What’s more, most business owners aren’t putting blame on the government but are focusing on solving personal challenges.
«“A substantial 53 percent of business owners surveyed ranked their happiness at nine or above [out of 10]. Small business owners aren’t just happy in their roles – they are also confident in the state of small business in today’s political climate. Only 24 percent rated their confidence under five.”»
– Guidant Financial survey
Business owners are more cautious about hiring
The labor market is tightening in many states and that means we’ll be seeing a lot more worker shortages in fields such as information technology, manufacturing, trucking, restaurants, and construction. Experts say this may be why fewer business owners are hiring in 2019, even against an overall favorable U.S. financial climate.

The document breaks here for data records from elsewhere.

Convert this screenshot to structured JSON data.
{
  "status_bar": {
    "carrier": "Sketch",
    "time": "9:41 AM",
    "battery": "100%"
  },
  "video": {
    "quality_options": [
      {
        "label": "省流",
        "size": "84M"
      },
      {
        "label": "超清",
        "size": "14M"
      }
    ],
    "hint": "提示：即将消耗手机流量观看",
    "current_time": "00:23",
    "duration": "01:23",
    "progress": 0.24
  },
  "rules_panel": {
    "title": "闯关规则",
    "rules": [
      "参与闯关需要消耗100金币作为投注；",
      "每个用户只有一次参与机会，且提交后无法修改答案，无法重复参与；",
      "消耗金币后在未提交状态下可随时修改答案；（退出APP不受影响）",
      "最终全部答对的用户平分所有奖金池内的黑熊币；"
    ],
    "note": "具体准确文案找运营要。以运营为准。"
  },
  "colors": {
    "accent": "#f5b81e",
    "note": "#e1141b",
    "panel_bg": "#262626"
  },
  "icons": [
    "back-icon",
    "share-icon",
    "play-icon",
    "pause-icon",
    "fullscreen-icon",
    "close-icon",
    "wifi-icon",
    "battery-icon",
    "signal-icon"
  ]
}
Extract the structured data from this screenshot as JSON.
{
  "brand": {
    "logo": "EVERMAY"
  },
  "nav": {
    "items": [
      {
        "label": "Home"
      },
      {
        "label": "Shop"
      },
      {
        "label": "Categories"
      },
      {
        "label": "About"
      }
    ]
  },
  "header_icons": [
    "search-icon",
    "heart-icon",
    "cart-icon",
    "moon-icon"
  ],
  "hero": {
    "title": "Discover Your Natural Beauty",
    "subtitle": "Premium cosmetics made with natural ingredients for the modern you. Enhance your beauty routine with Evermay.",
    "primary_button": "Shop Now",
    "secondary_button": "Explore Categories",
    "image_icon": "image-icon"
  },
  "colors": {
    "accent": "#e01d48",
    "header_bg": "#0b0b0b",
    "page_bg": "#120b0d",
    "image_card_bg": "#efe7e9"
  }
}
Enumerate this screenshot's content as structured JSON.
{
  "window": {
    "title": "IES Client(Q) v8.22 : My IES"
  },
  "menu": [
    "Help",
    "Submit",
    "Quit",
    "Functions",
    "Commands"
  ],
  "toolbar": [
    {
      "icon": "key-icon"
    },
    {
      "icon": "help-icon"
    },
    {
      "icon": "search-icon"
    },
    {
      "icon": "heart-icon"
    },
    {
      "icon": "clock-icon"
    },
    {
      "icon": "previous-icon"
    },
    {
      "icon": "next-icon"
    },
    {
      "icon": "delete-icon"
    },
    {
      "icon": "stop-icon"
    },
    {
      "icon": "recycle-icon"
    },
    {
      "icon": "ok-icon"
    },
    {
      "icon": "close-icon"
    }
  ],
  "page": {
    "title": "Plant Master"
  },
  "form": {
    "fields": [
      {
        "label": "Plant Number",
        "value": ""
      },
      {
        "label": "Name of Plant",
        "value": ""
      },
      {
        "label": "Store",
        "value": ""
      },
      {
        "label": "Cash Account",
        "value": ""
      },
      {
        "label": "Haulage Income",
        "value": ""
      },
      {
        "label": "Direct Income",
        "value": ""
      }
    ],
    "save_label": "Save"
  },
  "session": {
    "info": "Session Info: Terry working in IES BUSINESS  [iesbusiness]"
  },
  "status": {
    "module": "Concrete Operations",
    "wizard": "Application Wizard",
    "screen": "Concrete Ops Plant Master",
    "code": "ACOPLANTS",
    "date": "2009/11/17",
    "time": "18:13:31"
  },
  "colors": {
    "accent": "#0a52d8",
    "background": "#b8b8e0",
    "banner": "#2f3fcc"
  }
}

It’s also evident that employers are trying to save up in times of heavier input costs. 41% of small businesses employ only 2-5 employees and in today’s tight labor market, skilled labor is harder to acquire. As costs are growing, the Fed reports that employers are looking into alternative ways to reimburse employees:
«“Contacts in about half of the Districts noted rising non-wage forms of employee compensation, including bonuses, relocation assistance, vacation time, and flexible work arrangements.”»
– Beige Book Report, the Federal Reserve
Business owners surveyed by the Federal Reserve agreed that heavier input costs also account for price increases noted in most states.
U.S. financial climate is influenced by wellness industries and baby boomers
The first quarter of 2019 has shown plenty of positive trends emerging. Amongst these are the rapidly growing small businesses centered on health, beauty, and fitness. Reports attribute the rising demand for wellness products and services to the greater health consciousness of the population.
Together with the business services sector (which continues to top the list) and restaurant industries, the health/beauty/fitness sector constitutes the trio of top development directions for small business in 2019.
As for entrepreneur demographics, over half of small businesses in the U.S. are currently run by owners age 50 and over. While millennials are trying hard to direct their passion into innovative start-ups, baby boomers are warming the U.S. financial climate with their long-standing experience.
SBA financing is regaining public trust
«“I am pleased to announce that Jovita Carranza will be nominated as the new @SBAgov Administrator. She will be replacing Linda McMahon, who has done an outstanding job.”»
– Trump via Twitter
On April 4th, President Trump tweeted his decision to nominate U.S. Treasurer Jovita Carranza to replace resigning SBA Administrator Linda McMahon. During McMahon’s tenure, the Small Business Administration has influenced the U.S. financial climate in positive ways and business owners demonstrated growing levels of trust towards state funding.
The SBA, which provides federal guarantees for small businesses in need of financing and disaster relief loans, gave out over $30 billion in loans in 2018 including over $500 million to women entrepreneurs. Though SBA loans account for only 5% of small business financing, last year they grew by 29% which means the SBA is doing its best to encourage small business owners even in times of ongoing economic challenge.
In 2019, the most popular financing options for small business remain cash, 401(k) business financing, funds from family and friends, and line of credit.
Small business owners constantly face challenges: from bringing their dream to life, to financing it, to helping the world discover and understand their mission. Oftentimes, that just seems like a lifetime of work! So why do people choose to become entrepreneurs in 2019 and what keeps them going in hard times? The answer is simple – just as generations past, today’s small business owners say their greatest inspiration remains the passion for what they’re creating. Whatever surprises the U.S. financial climate may give us in 2019, that’s certainly warming news for the future of small business nationwide.